2020-02-27

午前7時、憂鬱な1日が始まった。制服に袖を通し、身だしなみを整える。食卓に並べられた朝食は今日も湯気を立てているが、手をつける気にはなれない。このあとに起こることを考えるだけで吐き気がし、冷や汗が出る。心拍数は上がり、惨めで、恥ずかしく、母の顔が見られない。しか学校を休むわけには行かない。もうすぐ期末試験だ。

あいつは毎日あらわれる。いつもの電車に同じ駅から乗り込む。時間をずらしても待ち伏せされる。そもそも学校に行くのにずらせる時間なんてたかが知れている。体を触られるようになって、もう半年ほどになる。

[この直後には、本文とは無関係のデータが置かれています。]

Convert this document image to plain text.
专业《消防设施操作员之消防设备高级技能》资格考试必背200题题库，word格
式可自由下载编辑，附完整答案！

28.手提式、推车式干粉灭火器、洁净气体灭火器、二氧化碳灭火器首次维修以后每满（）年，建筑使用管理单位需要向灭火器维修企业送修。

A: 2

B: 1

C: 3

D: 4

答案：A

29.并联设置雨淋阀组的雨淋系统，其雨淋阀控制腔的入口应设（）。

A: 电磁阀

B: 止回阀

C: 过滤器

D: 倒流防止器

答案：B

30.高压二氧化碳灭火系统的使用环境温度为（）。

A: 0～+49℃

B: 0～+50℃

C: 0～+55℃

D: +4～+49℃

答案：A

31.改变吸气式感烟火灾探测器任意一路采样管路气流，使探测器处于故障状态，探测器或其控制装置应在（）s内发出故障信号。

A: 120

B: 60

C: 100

電車で股の間を触られる」なんて、恥ずかしくて親にも友達にも先生にも言えない。自意識過剰かもしれないけど、被害者ヅラとか、自慢とか思われそうで怖い。声を出せない自分の弱さも気持ち悪い。でも怖い。みんな当たり前のように学校に来て、笑って、帰っていく。それと比べて、自分はすごく汚い。知らない誰かに毎日体を触られている。

今日も一人、ホーム死刑を待っている。あの人はきっと今もどこかから僕を見ている。次の急行でぜんぶ終わらせたい。